By Kei Ishinabe
Japan is mulling a halt to economic aid for Myanmar, although the government hopes to avoid that, afraid that a hardline approach in the vein of Western nations would push Myanmar further toward China. Keeping silent, however, would invite criticism from the international community as the military coup denies the shared values of democracy and human rights, which are also the foundation of Japanese diplomacy. The Japanese government remains in touch with Myanmar’s military in hopes of finding a path to return to civilian control, while preparing itself for making a “hard decision,” in the words of a senior Foreign Ministry official.
“Japan has multiple channels of communication in Myanmar, including with its military,” Foreign Minister Toshimitsu Motegi said during a press conference on Feb. 5. “We will strongly urge Myanmar’s military to restore democratic governance to the country as soon as possible.” Japanese Ambassador to Myanmar Ichiro Maruyama is leading a team of negotiators.
In the past, during Myanmar’s military regime that began in 1988, the Japanese government similarly kept ties with the nation. Among the G7 member countries, Japan has been the most viable channel of communication with Myanmar’s military. Only last August, Motegi met with military chief Min Aung Hlaing, who now holds power. The U.S. hopes that Japan’s ties with the country will help ease tensions.
The Japanese government favors dialogue and is unwilling to join sanctions the U.S. and others have proposed. Japan’s current priority is promoting the free and open Indo-Pacific initiative and containing China’s expansion. For these to succeed, it is crucial that the initiative includes partners as well as countries that are neutral or even pro-China. Myanmar is one such country. A hardline approach by Japan would only deepen Myanmar’s dependence on China.
“The loss of Japan’s unique relationship with Myanmar would undermine Japan’s China strategy,” a senior Foreign Ministry official said. Another said, “We are preparing [punitive] measures. But the best outcome would be not using them.”
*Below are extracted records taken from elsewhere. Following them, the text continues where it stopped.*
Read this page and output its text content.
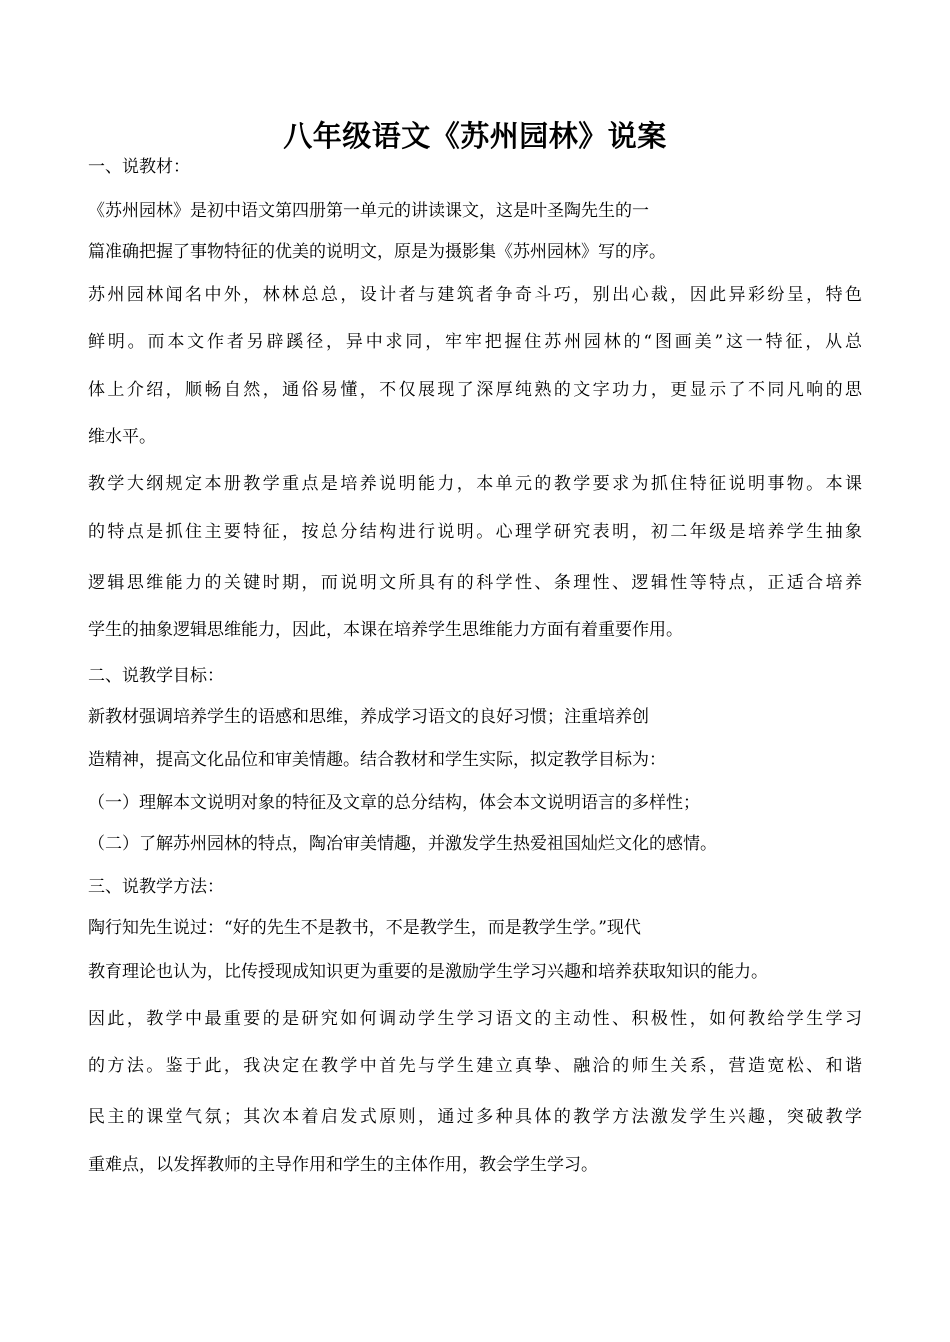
八年级语文《苏州园林》说案
一、说教材：
《苏州园林》是初中语文第四册第一单元的讲读课文，这是叶圣陶先生的一
篇准确把握了事物特征的优美的说明文，原是为摄影集《苏州园林》写的序。
苏州园林闻名中外，林林总总，设计者与建筑者争奇斗巧，别出心裁，因此异彩纷呈，特色
鲜明。而本文作者另辟蹊径，异中求同，牢牢把握住苏州园林的“图画美”这一特征，从总
体上介绍，顺畅自然，通俗易懂，不仅展现了深厚纯熟的文字功力，更显示了不同凡响的思
维水平。
教学大纲规定本册教学重点是培养说明能力，本单元的教学要求为抓住特征说明事物。本课
的特点是抓住主要特征，按总分结构进行说明。心理学研究表明，初二年级是培养学生抽象
逻辑思维能力的关键时期，而说明文所具有的科学性、条理性、逻辑性等特点，正适合培养
学生的抽象逻辑思维能力，因此，本课在培养学生思维能力方面有着重要作用。
二、说教学目标：
新教材强调培养学生的语感和思维，养成学习语文的良好习惯；注重培养创
造精神，提高文化品位和审美情趣。结合教材和学生实际，拟定教学目标为：
（一）理解本文说明对象的特征及文章的总分结构，体会本文说明语言的多样性；
（二）了解苏州园林的特点，陶冶审美情趣，并激发学生热爱祖国灿烂文化的感情。
三、说教学方法：
陶行知先生说过：“好的先生不是教书，不是教学生，而是教学生学。”现代
教育理论也认为，比传授现成知识更为重要的是激励学生学习兴趣和培养获取知识的能力。
因此，教学中最重要的是研究如何调动学生学习语文的主动性、积极性，如何教给学生学习
的方法。鉴于此，我决定在教学中首先与学生建立真挚、融洽的师生关系，营造宽松、和谐
民主的课堂气氛；其次本着启发式原则，通过多种具体的教学方法激发学生兴趣，突破教学
重难点，以发挥教师的主导作用和学生的主体作用，教会学生学习。
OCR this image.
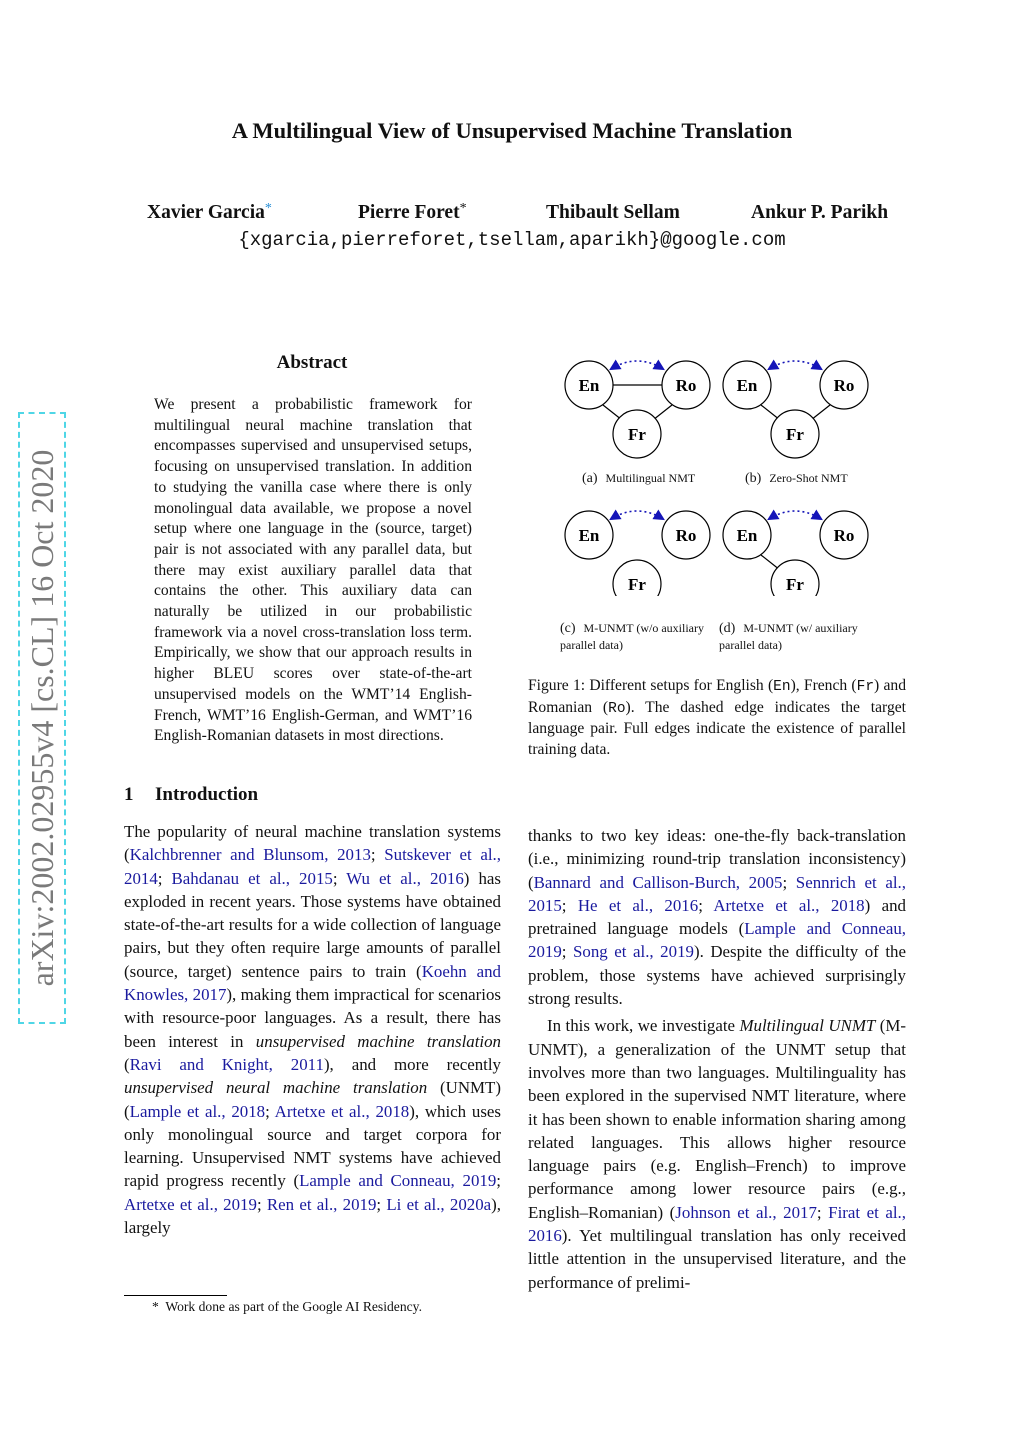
A Multilingual View of Unsupervised Machine Translation
Xavier Garcia*	Pierre Foret*	Thibault Sellam	Ankur P. Parikh
{xgarcia,pierreforet,tsellam,aparikh}@google.com
arXiv:2002.02955v4 [cs.CL] 16 Oct 2020
Abstract
We present a probabilistic framework for multilingual neural machine translation that encompasses supervised and unsupervised setups, focusing on unsupervised translation. In addition to studying the vanilla case where there is only monolingual data available, we propose a novel setup where one language in the (source, target) pair is not associated with any parallel data, but there may exist auxiliary parallel data that contains the other. This auxiliary data can naturally be utilized in our probabilistic framework via a novel cross-translation loss term. Empirically, we show that our approach results in higher BLEU scores over state-of-the-art unsupervised models on the WMT’14 English-French, WMT’16 English-German, and WMT’16 English-Romanian datasets in most directions.
En	Ro
Fr
En	Ro
Fr
En	Ro
Fr
En	Ro
Fr
(a) Multilingual NMT	(b) Zero-Shot NMT
(c) M-UNMT (w/o auxiliary parallel data)
(d) M-UNMT (w/ auxiliary parallel data)
Figure 1: Different setups for English (En), French (Fr) and Romanian (Ro). The dashed edge indicates the target language pair. Full edges indicate the existence of parallel training data.
1 Introduction

The popularity of neural machine translation systems (Kalchbrenner and Blunsom, 2013; Sutskever et al., 2014; Bahdanau et al., 2015; Wu et al., 2016) has exploded in recent years. Those systems have obtained state-of-the-art results for a wide collection of language pairs, but they often require large amounts of parallel (source, target) sentence pairs to train (Koehn and Knowles, 2017), making them impractical for scenarios with resource-poor languages. As a result, there has been interest in unsupervised machine translation (Ravi and Knight, 2011), and more recently unsupervised neural machine translation (UNMT) (Lample et al., 2018; Artetxe et al., 2018), which uses only monolingual source and target corpora for learning. Unsupervised NMT systems have achieved rapid progress recently (Lample and Conneau, 2019; Artetxe et al., 2019; Ren et al., 2019; Li et al., 2020a), largely

* Work done as part of the Google AI Residency.

thanks to two key ideas: one-the-fly back-translation (i.e., minimizing round-trip translation inconsistency) (Bannard and Callison-Burch, 2005; Sennrich et al., 2015; He et al., 2016; Artetxe et al., 2018) and pretrained language models (Lample and Conneau, 2019; Song et al., 2019). Despite the difficulty of the problem, those systems have achieved surprisingly strong results.

In this work, we investigate Multilingual UNMT (M-UNMT), a generalization of the UNMT setup that involves more than two languages. Multilinguality has been explored in the supervised NMT literature, where it has been shown to enable information sharing among related languages. This allows higher resource language pairs (e.g. English–French) to improve performance among lower resource pairs (e.g., English–Romanian) (Johnson et al., 2017; Firat et al., 2016). Yet multilingual translation has only received little attention in the unsupervised literature, and the performance of prelimi-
If the local situation deteriorates further, possibly with violent crackdowns on the demonstrators, the Japanese government would no longer be able to remain quiet. Japan would need to “make a decision on its own volition,” according to a senior MOFA official, apart from global opinion or the Biden administration’s strong posture toward human rights violations. “Our priority is continuing a dialogue with Myanmar’s military, but it goes without saying that we will take necessary measures if needed,” Motegi said.
Japan doesn’t have a law that allows for imposing sanctions on foreign nationals based on human rights abuses. This leaves either halting economic assistance or cutting back aid to Myanmar as the only realistic options.